En voici le court récit dans le livre de la Genèse au chapitre 11 :

1 Toute la terre avait alors la même langue et les mêmes mots. 2 Au cours de leurs déplacements du côté de l’orient, les hommes découvrirent une plaine en Mésopotamie, et s’y établirent. 3 Ils se dirent l’un à l’autre : « Allons ! fabriquons des briques et mettons-les à cuire ! » Les briques leur servaient de pierres, et le bitume, de mortier. 4 Ils dirent : « Allons ! bâtissons-nous une ville, avec une tour dont le sommet soit dans les cieux. Faisons-nous un nom, pour ne pas être disséminés sur toute la surface de la terre. » 5 Le Seigneur descendit pour voir la ville et la tour que les hommes avaient bâties. 6 Et le Seigneur dit : « Ils sont un seul peuple, ils ont tous la même langue : s’ils commencent ainsi, rien ne les empêchera désormais de faire tout ce qu’ils décideront. 7 Allons ! descendons, et là, embrouillons leur langue : qu’ils ne se comprennent plus les uns les autres. » 8 De là, le Seigneur les dispersa sur toute la surface de la terre. Ils cessèrent donc de bâtir la ville.

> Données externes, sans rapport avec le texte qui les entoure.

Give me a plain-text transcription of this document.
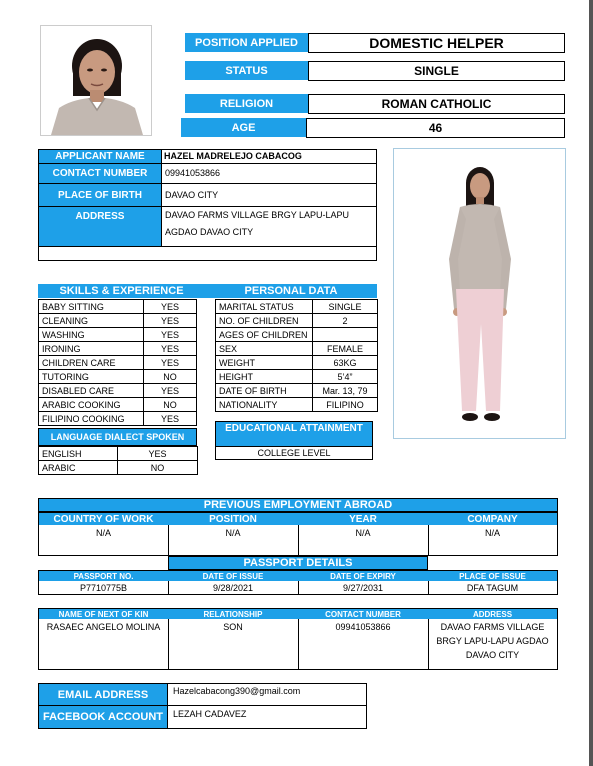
POSITION APPLIED	DOMESTIC HELPER
STATUS	SINGLE
RELIGION	ROMAN CATHOLIC
AGE	46
APPLICANT NAME	HAZEL MADRELEJO CABACOG
CONTACT NUMBER	09941053866
PLACE OF BIRTH	DAVAO CITY
ADDRESS	DAVAO FARMS VILLAGE BRGY LAPU-LAPU
AGDAO DAVAO CITY
SKILLS & EXPERIENCE
BABY SITTING	YES
CLEANING	YES
WASHING	YES
IRONING	YES
CHILDREN CARE	YES
TUTORING	NO
DISABLED CARE	YES
ARABIC COOKING	NO
FILIPINO COOKING	YES
PERSONAL DATA
MARITAL STATUS	SINGLE
NO. OF CHILDREN	2
AGES OF CHILDREN	
SEX	FEMALE
WEIGHT	63KG
HEIGHT	5’4”
DATE OF BIRTH	Mar. 13, 79
NATIONALITY	FILIPINO
LANGUAGE DIALECT SPOKEN
ENGLISH	YES
ARABIC	NO
EDUCATIONAL ATTAINMENT
COLLEGE LEVEL
PREVIOUS EMPLOYMENT ABROAD
COUNTRY OF WORK	POSITION	YEAR	COMPANY
N/A	N/A	N/A	N/A
PASSPORT DETAILS
PASSPORT NO.	DATE OF ISSUE	DATE OF EXPIRY	PLACE OF ISSUE
P7710775B	9/28/2021	9/27/2031	DFA TAGUM
NAME OF NEXT OF KIN	RELATIONSHIP	CONTACT NUMBER	ADDRESS
RASAEC ANGELO MOLINA	SON	09941053866	DAVAO FARMS VILLAGE
BRGY LAPU-LAPU AGDAO
DAVAO CITY
EMAIL ADDRESS	Hazelcabacong390@gmail.com
FACEBOOK ACCOUNT	LEZAH CADAVEZ
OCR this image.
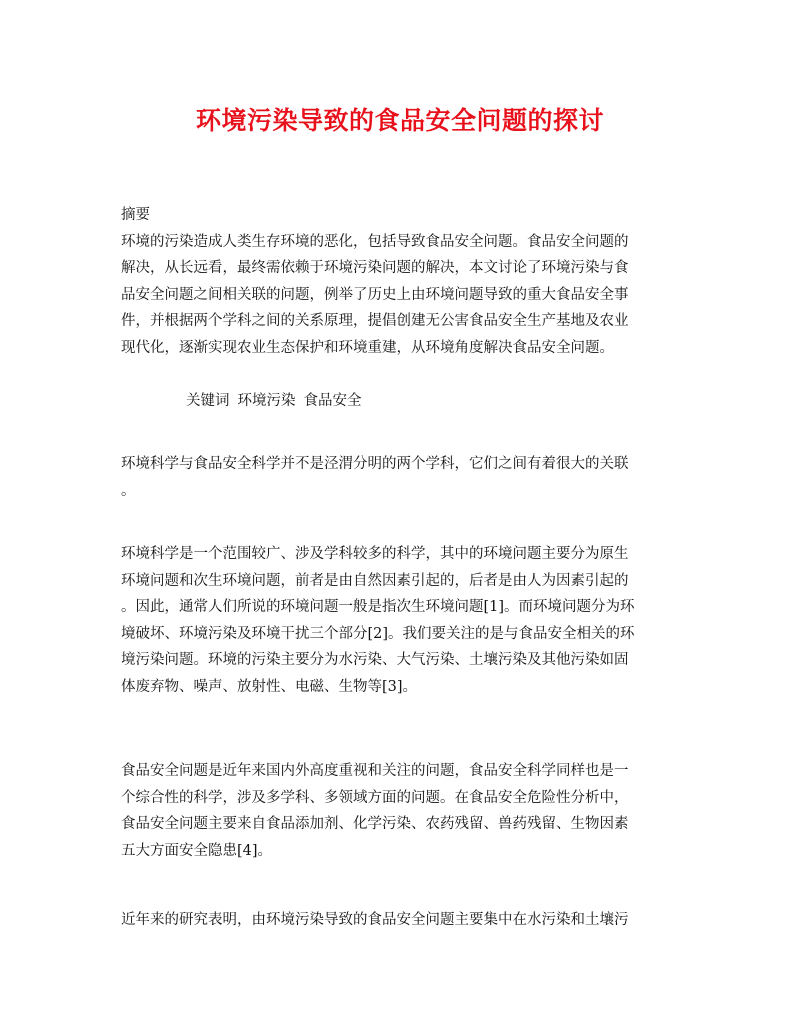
环境污染导致的食品安全问题的探讨
摘要
环境的污染造成人类生存环境的恶化，包括导致食品安全问题。食品安全问题的
解决，从长远看，最终需依赖于环境污染问题的解决，本文讨论了环境污染与食
品安全问题之间相关联的问题，例举了历史上由环境问题导致的重大食品安全事
件，并根据两个学科之间的关系原理，提倡创建无公害食品安全生产基地及农业
现代化，逐渐实现农业生态保护和环境重建，从环境角度解决食品安全问题。
关键词 环境污染 食品安全
环境科学与食品安全科学并不是泾渭分明的两个学科，它们之间有着很大的关联
。
环境科学是一个范围较广、涉及学科较多的科学，其中的环境问题主要分为原生
环境问题和次生环境问题，前者是由自然因素引起的，后者是由人为因素引起的
。因此，通常人们所说的环境问题一般是指次生环境问题[1]。而环境问题分为环
境破坏、环境污染及环境干扰三个部分[2]。我们要关注的是与食品安全相关的环
境污染问题。环境的污染主要分为水污染、大气污染、土壤污染及其他污染如固
体废弃物、噪声、放射性、电磁、生物等[3]。
食品安全问题是近年来国内外高度重视和关注的问题，食品安全科学同样也是一
个综合性的科学，涉及多学科、多领域方面的问题。在食品安全危险性分析中，
食品安全问题主要来自食品添加剂、化学污染、农药残留、兽药残留、生物因素
五大方面安全隐患[4]。
近年来的研究表明，由环境污染导致的食品安全问题主要集中在水污染和土壤污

Ils avaient tous la même langue et les mêmes mots : quelle facilité pour les relations entre les hommes ! Nous envions cette époque. Mais l’auteur biblique n’est pas si enthousiaste que nous. Leur langue commune aurait dû aider les hommes à construire entre eux une civilisation de l’amour et à se tourner vers Dieu pour lui offrir un culte qui lui plaise, au lieu de cela, ils veulent produire des briques : « Allons ! Fabriquons des briques et mettons-les à cuire ! » Allons ! Vite, c’est urgent ! Il n’y a rien de plus important que de mouler ces briques et de les cuire : allons !
Le texte reprend deux lignes plus bas ce même « Allons ! » pour nous faire sentir le poids de l’injonction transmise des uns aux autres : il faut entrer dans ce projet. Rien n’est plus important ! Il va nous permettre de construire une ville, où nous serons à l’abri de tous les malheurs, avec une tour qui nous préservera de tout inattendu : elle sera tellement haute qu’elle permettra de prévoir tous les malheurs venant au loin. Allons !
Non seulement, cette construction, selon eux, assurera la paix, mais elle consolidera aussi l’unité de tous les humains : ils ne seront pas disséminés sur toute la surface de la terre. Allons !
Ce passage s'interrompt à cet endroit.